Methods: From our prospective data base we identified all patients undergoing iPDT of a glioblastoma recurrence after previously performed standard treatment. Patients had to have biopsy-proven glioblastoma recurrences with a maximum diameter of 3 cm not suitable for safe complete resection. Treatment decision in favor of iPDT was an interdisciplinary consensus. A modified 3-D treatment-planning software was used to calculate both the treatment volume and the exact position of the light diffusers within the lesion to ensure complete light irradiation. We estimated time-to-treatment-failure (which had to be proven by biopsy) and post-recurrence survival (PRS) and the risk profile of iPDT. Prognostic factors were obtained from logistic regression models.

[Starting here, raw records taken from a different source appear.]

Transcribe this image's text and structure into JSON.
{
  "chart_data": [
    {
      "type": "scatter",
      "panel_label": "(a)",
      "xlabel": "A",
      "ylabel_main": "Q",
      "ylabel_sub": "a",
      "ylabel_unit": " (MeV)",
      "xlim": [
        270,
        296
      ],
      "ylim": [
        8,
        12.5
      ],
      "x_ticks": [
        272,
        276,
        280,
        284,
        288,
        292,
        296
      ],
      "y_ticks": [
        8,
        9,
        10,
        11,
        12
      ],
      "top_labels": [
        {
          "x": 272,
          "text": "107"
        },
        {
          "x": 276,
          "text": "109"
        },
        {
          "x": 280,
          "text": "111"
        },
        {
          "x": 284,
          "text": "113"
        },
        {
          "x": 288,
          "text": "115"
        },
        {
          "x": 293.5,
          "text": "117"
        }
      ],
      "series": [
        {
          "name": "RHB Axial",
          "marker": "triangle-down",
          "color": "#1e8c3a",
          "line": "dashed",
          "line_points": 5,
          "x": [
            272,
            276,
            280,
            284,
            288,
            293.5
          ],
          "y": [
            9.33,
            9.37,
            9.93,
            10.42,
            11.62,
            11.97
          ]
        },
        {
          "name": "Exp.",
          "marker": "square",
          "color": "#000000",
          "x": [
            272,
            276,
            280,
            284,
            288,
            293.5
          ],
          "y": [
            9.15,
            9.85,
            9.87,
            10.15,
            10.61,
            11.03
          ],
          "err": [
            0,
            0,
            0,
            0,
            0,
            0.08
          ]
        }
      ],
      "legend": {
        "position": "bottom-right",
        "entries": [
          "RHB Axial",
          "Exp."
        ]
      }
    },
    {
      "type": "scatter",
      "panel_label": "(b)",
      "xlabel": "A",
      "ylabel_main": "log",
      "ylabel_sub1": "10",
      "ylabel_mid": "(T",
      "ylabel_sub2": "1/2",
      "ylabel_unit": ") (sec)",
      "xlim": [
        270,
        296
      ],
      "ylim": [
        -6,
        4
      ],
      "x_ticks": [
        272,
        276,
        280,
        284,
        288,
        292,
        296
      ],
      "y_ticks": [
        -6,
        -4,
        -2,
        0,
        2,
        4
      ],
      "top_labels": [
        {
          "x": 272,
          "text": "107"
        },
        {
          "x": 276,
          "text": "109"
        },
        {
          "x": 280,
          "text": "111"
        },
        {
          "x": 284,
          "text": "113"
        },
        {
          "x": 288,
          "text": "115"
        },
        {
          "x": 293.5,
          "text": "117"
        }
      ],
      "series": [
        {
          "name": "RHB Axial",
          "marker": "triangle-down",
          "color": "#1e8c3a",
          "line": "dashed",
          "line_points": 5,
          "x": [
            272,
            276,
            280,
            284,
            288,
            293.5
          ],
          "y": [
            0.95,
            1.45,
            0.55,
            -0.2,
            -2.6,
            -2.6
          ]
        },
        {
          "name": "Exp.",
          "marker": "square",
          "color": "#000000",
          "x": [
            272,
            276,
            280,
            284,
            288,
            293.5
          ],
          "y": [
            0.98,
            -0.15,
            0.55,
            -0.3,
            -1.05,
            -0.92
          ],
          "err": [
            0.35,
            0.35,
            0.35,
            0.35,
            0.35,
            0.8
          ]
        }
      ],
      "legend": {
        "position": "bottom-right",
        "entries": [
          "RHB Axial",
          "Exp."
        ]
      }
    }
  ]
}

Results: A total of 59 patients (median age: 48.5 yrs) were included. A median number of 4 laser fibers were steretoctically implanted. Median irradiation time was one hour. Median time-to-treatment-failure was 6.53 months and median PRS was 12.50 months. The 2- and 5-year PRS rates were 22.0 and 6.1%, respectively. 24 patients developed transient peri-operative complications. There was no permanent morbidity. Neither molecuar, patient- nor treatment-related markers impacted treatment response.
Conclusion: Outcome after iPDT is heterogeneous and cannot currently be predicted. The procedure deserves further prospective evaluation particularly with respect to assumed favorable impact on adapted immunity in selected patients.